FINMA stated that financial market law and regulation are not applicable to all ICOs. Depending on the manner in which ICOs are designed, they may not in all cases be subject to regulatory requirements. Circumstances must be considered on a case-by-case basis.

As set out in previous guidance, there are several areas in which ICOs are potentially impacted by financial market regulation. At present, there is no ICO-specific regulation, nor is there relevant case law or consistent legal doctrine.

In assessing ICOs, FINMA said it would focus on the economic function and purpose of the tokens issued by an ICO organizer. The key factors are the underlying purpose of the tokens and whether they are already tradable or transferable. At present, there is no generally recognized terminology for the classification of tokens either in Switzerland or internationally.

FINMA categorizes tokens into three types, but hybrid forms are possible:

  • Payment tokens are synonymous with cryptocurrencies and have no further functions or links to other development projects. Tokens may in some cases only develop the necessary functionality and become accepted as a means of payment over a period of time.
  • Utility tokens are tokens which are intended to provide digital access to an application or service.
  • Asset tokens represent assets such as participations in real physical underlyings, companies, or earnings streams, or an entitlement to dividends or interest payments. In terms of their economic function, the tokens are analogous to equities, bonds or derivatives.

FINMA’s said that money laundering and securities regulation are the most relevant to ICOs. Projects which would fall under the Banking Act (governing deposit-taking) or the Collective Investment Schemes Act (governing investment fund products) are not typical.

The Anti-Money Laundering Act contains requirements for financial intermediaries including, for example, the need to establish the identity of beneficial owners. The law aims to protect the financial system against the risks of money laundering and the financing of terrorism. Money laundering risks are especially high in a decentralised blockchain-based system, in which assets can be transferred anonymously and without any regulated intermediaries.

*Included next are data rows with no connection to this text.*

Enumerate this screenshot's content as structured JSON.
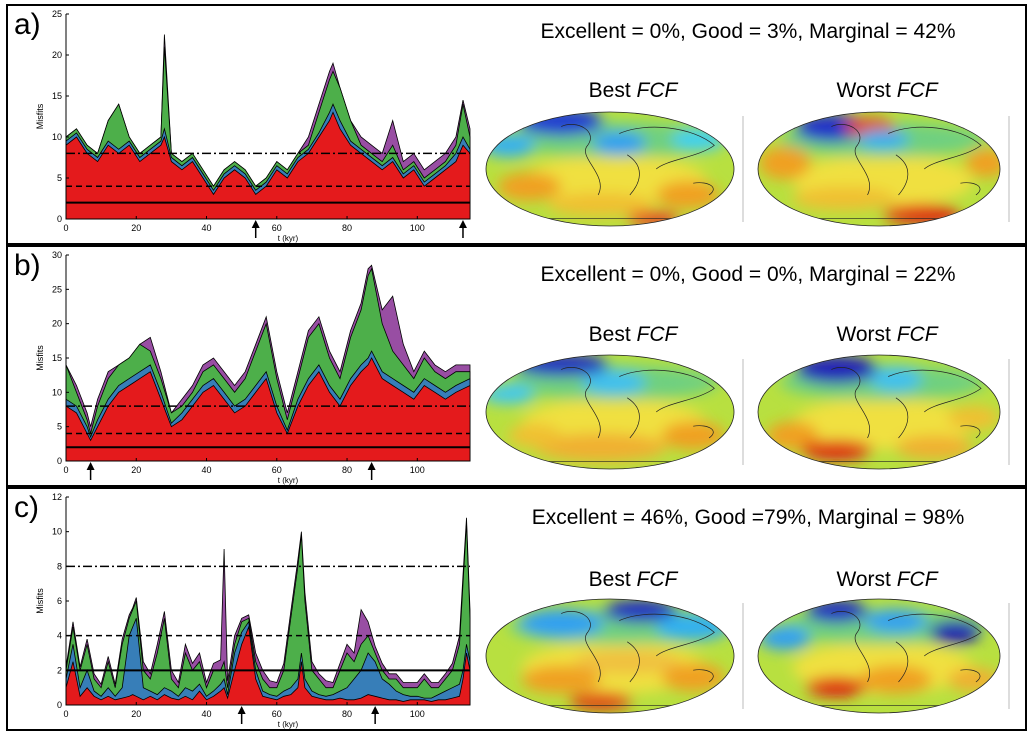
{
  "panels": [
    {
      "letter": "a)",
      "stats_text": "Excellent = 0%, Good = 3%, Marginal = 42%",
      "best_label": "Best",
      "worst_label": "Worst",
      "fcf_label": "FCF",
      "chart_data": {
        "type": "area",
        "ylabel": "Misfits",
        "xlabel": "t (kyr)",
        "xlim": [
          0,
          115
        ],
        "ylim": [
          0,
          25
        ],
        "xticks": [
          0,
          20,
          40,
          60,
          80,
          100
        ],
        "yticks": [
          0,
          5,
          10,
          15,
          20,
          25
        ],
        "thresholds": [
          {
            "style": "solid",
            "y": 2
          },
          {
            "style": "dashed",
            "y": 4
          },
          {
            "style": "dashdot",
            "y": 8
          }
        ],
        "arrows_x": [
          54,
          113
        ],
        "x": [
          0,
          3,
          6,
          9,
          12,
          15,
          18,
          21,
          24,
          27,
          28,
          30,
          33,
          36,
          39,
          42,
          45,
          48,
          51,
          54,
          57,
          60,
          63,
          66,
          69,
          72,
          75,
          76,
          78,
          81,
          84,
          87,
          90,
          93,
          96,
          99,
          102,
          105,
          108,
          111,
          113,
          115
        ],
        "series": [
          {
            "color": "#e41a1c",
            "values": [
              9,
              10,
              8,
              7,
              9,
              8,
              9,
              7,
              8,
              9,
              10,
              7,
              6,
              7,
              5,
              3,
              5,
              6,
              5,
              3,
              4,
              6,
              5,
              7,
              8,
              10,
              12,
              13,
              11,
              9,
              8,
              7,
              6,
              7,
              5,
              6,
              4,
              5,
              6,
              7,
              9,
              8
            ]
          },
          {
            "color": "#377eb8",
            "values": [
              9.5,
              10.5,
              8.5,
              7.5,
              9.5,
              8.5,
              9.5,
              7.5,
              8.5,
              9.5,
              11,
              7.5,
              6.5,
              7.5,
              5.5,
              3.5,
              5.5,
              6.5,
              5.5,
              3.5,
              4.5,
              6.5,
              5.5,
              7.5,
              8.5,
              10.5,
              13,
              14,
              12,
              9.5,
              8.5,
              7.5,
              6.5,
              7.5,
              5.5,
              6.5,
              4.5,
              5.5,
              6.5,
              8,
              10,
              8.5
            ]
          },
          {
            "color": "#4daf4a",
            "values": [
              10,
              11,
              9,
              8,
              12,
              14,
              10,
              8,
              9,
              10,
              21,
              8,
              7,
              8,
              6,
              4,
              6,
              7,
              6,
              4,
              5,
              7,
              6,
              8,
              9,
              13,
              17,
              18,
              16,
              12,
              9,
              8,
              7,
              9,
              6,
              7,
              5,
              6,
              7,
              9,
              14,
              10
            ]
          },
          {
            "color": "#984ea3",
            "values": [
              10,
              11,
              9,
              8,
              12,
              14,
              10,
              8,
              9,
              10,
              22.5,
              8,
              7,
              8,
              6,
              4,
              6,
              7,
              6,
              4,
              5,
              7,
              6,
              8,
              10,
              14,
              18,
              19,
              16,
              12,
              10,
              9,
              8,
              12,
              7,
              8,
              6,
              7,
              8,
              10,
              14.5,
              11
            ]
          }
        ]
      }
    },
    {
      "letter": "b)",
      "stats_text": "Excellent = 0%, Good = 0%, Marginal = 22%",
      "best_label": "Best",
      "worst_label": "Worst",
      "fcf_label": "FCF",
      "chart_data": {
        "type": "area",
        "ylabel": "Misfits",
        "xlabel": "t (kyr)",
        "xlim": [
          0,
          115
        ],
        "ylim": [
          0,
          30
        ],
        "xticks": [
          0,
          20,
          40,
          60,
          80,
          100
        ],
        "yticks": [
          0,
          5,
          10,
          15,
          20,
          25,
          30
        ],
        "thresholds": [
          {
            "style": "solid",
            "y": 2
          },
          {
            "style": "dashed",
            "y": 4
          },
          {
            "style": "dashdot",
            "y": 8
          }
        ],
        "arrows_x": [
          7,
          87
        ],
        "x": [
          0,
          3,
          6,
          7,
          9,
          12,
          15,
          18,
          21,
          24,
          27,
          30,
          33,
          36,
          39,
          42,
          45,
          48,
          51,
          54,
          57,
          60,
          63,
          66,
          69,
          72,
          75,
          78,
          81,
          84,
          86,
          87,
          90,
          93,
          96,
          99,
          102,
          105,
          108,
          111,
          115
        ],
        "series": [
          {
            "color": "#e41a1c",
            "values": [
              8,
              7,
              4,
              3,
              5,
              8,
              10,
              11,
              12,
              13,
              9,
              5,
              6,
              8,
              10,
              11,
              9,
              7,
              8,
              10,
              12,
              7,
              4,
              8,
              11,
              13,
              10,
              8,
              11,
              13,
              14,
              15,
              12,
              11,
              10,
              9,
              11,
              10,
              9,
              10,
              11
            ]
          },
          {
            "color": "#377eb8",
            "values": [
              9,
              8,
              5,
              3.5,
              6,
              9,
              11,
              12,
              13,
              14,
              10,
              5.5,
              7,
              9,
              11,
              12,
              10,
              8,
              9,
              11,
              13,
              8,
              4.5,
              9,
              12,
              14,
              11,
              9,
              12,
              14,
              15,
              16,
              13,
              12,
              11,
              10,
              12,
              11,
              10,
              11,
              12
            ]
          },
          {
            "color": "#4daf4a",
            "values": [
              14,
              10,
              6,
              4,
              8,
              12,
              14,
              15,
              17,
              16,
              12,
              7,
              8,
              10,
              13,
              14,
              12,
              10,
              12,
              16,
              20,
              12,
              6,
              12,
              18,
              20,
              15,
              12,
              18,
              22,
              27,
              28,
              20,
              16,
              14,
              12,
              15,
              13,
              12,
              13,
              13
            ]
          },
          {
            "color": "#984ea3",
            "values": [
              14,
              11,
              7,
              5,
              9,
              13,
              14,
              15,
              17,
              18,
              13,
              7,
              9,
              11,
              14,
              15,
              13,
              11,
              13,
              17,
              21,
              13,
              7,
              13,
              19,
              21,
              16,
              13,
              19,
              23,
              28,
              28.5,
              22,
              24,
              17,
              13,
              16,
              14,
              13,
              14,
              14
            ]
          }
        ]
      }
    },
    {
      "letter": "c)",
      "stats_text": "Excellent = 46%, Good =79%, Marginal = 98%",
      "best_label": "Best",
      "worst_label": "Worst",
      "fcf_label": "FCF",
      "chart_data": {
        "type": "area",
        "ylabel": "Misfits",
        "xlabel": "t (kyr)",
        "xlim": [
          0,
          115
        ],
        "ylim": [
          0,
          12
        ],
        "xticks": [
          0,
          20,
          40,
          60,
          80,
          100
        ],
        "yticks": [
          0,
          2,
          4,
          6,
          8,
          10,
          12
        ],
        "thresholds": [
          {
            "style": "solid",
            "y": 2
          },
          {
            "style": "dashed",
            "y": 4
          },
          {
            "style": "dashdot",
            "y": 8
          }
        ],
        "arrows_x": [
          50,
          88
        ],
        "x": [
          0,
          2,
          4,
          6,
          8,
          10,
          12,
          14,
          16,
          18,
          19,
          20,
          22,
          24,
          26,
          28,
          30,
          32,
          34,
          36,
          38,
          40,
          42,
          44,
          45,
          46,
          48,
          50,
          52,
          54,
          56,
          58,
          60,
          62,
          64,
          66,
          67,
          68,
          70,
          72,
          74,
          76,
          78,
          80,
          82,
          84,
          86,
          88,
          90,
          92,
          94,
          96,
          98,
          100,
          102,
          104,
          106,
          108,
          110,
          112,
          113,
          114,
          115
        ],
        "series": [
          {
            "color": "#e41a1c",
            "values": [
              1,
              2.5,
              0.5,
              1,
              0.5,
              0.3,
              0.5,
              0.3,
              0.4,
              0.5,
              0.6,
              0.5,
              0.3,
              0.5,
              0.3,
              0.6,
              0.4,
              0.3,
              0.5,
              0.3,
              0.8,
              0.3,
              0.5,
              0.8,
              1,
              0.4,
              2,
              3.5,
              4.5,
              1.5,
              0.5,
              0.4,
              0.3,
              0.5,
              0.6,
              1,
              2.5,
              1,
              0.5,
              0.4,
              0.3,
              0.3,
              0.4,
              0.3,
              0.3,
              0.4,
              0.6,
              0.5,
              0.4,
              0.3,
              0.3,
              0.2,
              0.3,
              0.3,
              0.3,
              0.2,
              0.3,
              0.3,
              0.4,
              0.5,
              1.5,
              3,
              2
            ]
          },
          {
            "color": "#377eb8",
            "values": [
              1.5,
              3.5,
              1,
              2,
              0.8,
              0.5,
              1,
              0.5,
              1,
              4,
              4.5,
              5,
              1,
              0.8,
              0.6,
              1,
              0.8,
              0.5,
              1,
              0.8,
              1.2,
              0.5,
              0.8,
              1.2,
              1.5,
              0.6,
              3,
              4.2,
              4.8,
              2,
              0.8,
              0.6,
              0.5,
              0.8,
              1,
              1.5,
              3,
              1.5,
              0.8,
              0.6,
              0.5,
              0.6,
              0.8,
              1,
              1.5,
              2,
              3,
              2.5,
              1.5,
              1.2,
              0.8,
              0.6,
              0.5,
              0.5,
              0.4,
              0.4,
              0.6,
              0.8,
              1,
              1.2,
              2,
              3.5,
              2.5
            ]
          },
          {
            "color": "#4daf4a",
            "values": [
              2,
              4.5,
              2,
              3.5,
              1.5,
              1,
              2.5,
              1,
              3.5,
              5,
              5.5,
              6,
              2,
              1.5,
              3,
              5,
              1.5,
              1,
              3,
              2,
              2.5,
              1,
              2,
              2,
              2.5,
              1,
              3.5,
              4.8,
              5,
              2.5,
              1.5,
              1,
              1,
              2,
              5,
              8,
              9.8,
              6,
              2,
              1.5,
              1,
              1,
              2,
              3,
              2.5,
              3.5,
              4,
              3,
              2,
              1.5,
              1.5,
              1,
              1,
              1,
              1.5,
              1,
              1,
              1.5,
              2,
              3.5,
              7,
              10.5,
              5
            ]
          },
          {
            "color": "#984ea3",
            "values": [
              2.2,
              4.8,
              2.2,
              3.8,
              1.8,
              1.2,
              2.8,
              1.2,
              3.8,
              5.2,
              5.6,
              6.2,
              2.5,
              1.8,
              3.5,
              5.4,
              2,
              1.3,
              3.5,
              2.4,
              3,
              1.3,
              2.4,
              2.6,
              9,
              1.4,
              4,
              5,
              5.2,
              3,
              2,
              1.4,
              1.3,
              2.4,
              5.4,
              8.4,
              10,
              6.5,
              2.5,
              1.8,
              1.4,
              1.3,
              2.4,
              3.5,
              3,
              5.5,
              4.8,
              3.4,
              2.4,
              1.8,
              1.8,
              1.3,
              1.3,
              1.3,
              1.8,
              1.3,
              1.3,
              1.8,
              2.4,
              4,
              7.5,
              10.8,
              5.5
            ]
          }
        ]
      }
    }
  ]
}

FINAM added that securities regulation is intended to ensure that market participants can base their decisions about investments on a reliable minimum set of information. Moreover, trading should be fair, reliable and offer efficient price formation.

FINMA will handle ICO enquiries as follows:

  • Payment ICOs: For ICOs where the token is intended to function as a means of payment and can already be transferred, FINMA will require compliance with anti-money laundering regulations. FINMA will not, however, treat such tokens as securities.
  • Utility ICOs: These tokens do not qualify as securities only if their sole purpose is to confer digital access rights to anapplication or service and if the utility token can already be used in this way at the point of issue. If a utility token functions solely or partially as an investment in economic terms, FINMA will treat such tokens as securities (i.e. in the same way as asset tokens).
  • Asset ICOs: FINMA regards asset tokens as securities, which means that there are securities law requirements for trading in such tokens, as well as civil law requirements under the Swiss Code of Obligations (e.g. prospectus requirements).

ICOs can also exist in hybrid forms of the above categories. FINMA cited the example of anti-money laundering regulation that would apply to utility tokens that can also be widely used as a means of payment or are intended to be used as such.

FINMA said that it recognizes the innovative potential of blockchain technology and therefore supports the federal government’s Blockchain/ICO Working Group in which it is participating. Clarity about the underlying civil law framework will be a decisive factor in establishing this technology sustainably and successfully in Switzerland.